Professor Gavin Woodhall, Aston University
I have been working in the field of epilepsy research since the early 1990s. My laboratory focuses on how epilepsy gets started and then becomes established in the brain, a process we call epileptogenesis.
I started my career as a scientist with a degree in Biochemistry at Southampton University, before doing a PhD in Neuroscience with Professors Howard Wheal and John Chad, also at Southampton. I moved from there to study the hippocampus at the Université de Montréal, with the Prof Jean-Claude Lacaille. Following this, I moved to the University of Bristol to work on epilepsy in the entorhinal cortex (a bit of brain that is ‘around the corner’ from the hippocampus) with Professor Roland Jones. Finally, in 2004 I took up a lectureship at Aston University, where I have been ever since and where I now co-direct the Institute of Health and Neurodevelopment (IHN), run a degree course (in Neuroscience) and work in my lab.

In the lab we are currently studying how the connections between brain cells change in response to epileptic seizures and, in collaboration with GW Pharma and colleagues over at New York Medical School, working out how cannabis-based drugs are able to stop seizures from happening.
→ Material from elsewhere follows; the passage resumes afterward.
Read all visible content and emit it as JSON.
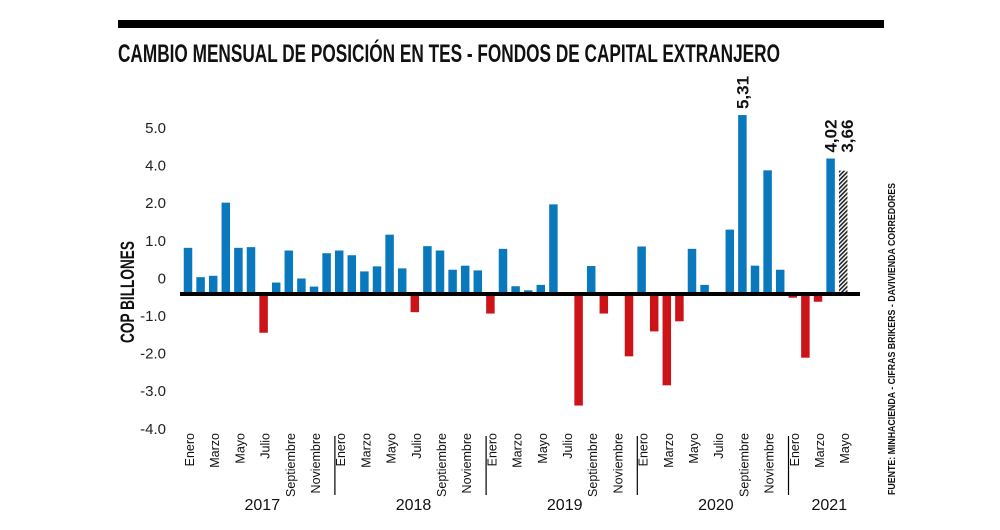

One of our main projects is to record electrical activity from brain cells taken from children with difficult to treat epilepsy, so that we can test drugs directly in human brain from people with epilepsy.
There is a lot of epilepsy research going on at Aston’s IHN, and I work closely with Dr Sukhvir Wright (Aston and Birmingham Children’s Hospital) on autoimmune epilepsies, with Dr Stuart Greenhill (Aston) on tissue culture in epilepsy and with Prof Stefano Seri, Mr William Lo and Mr Richard Walsh (Children’s Hospital) on human epilepsy tissue.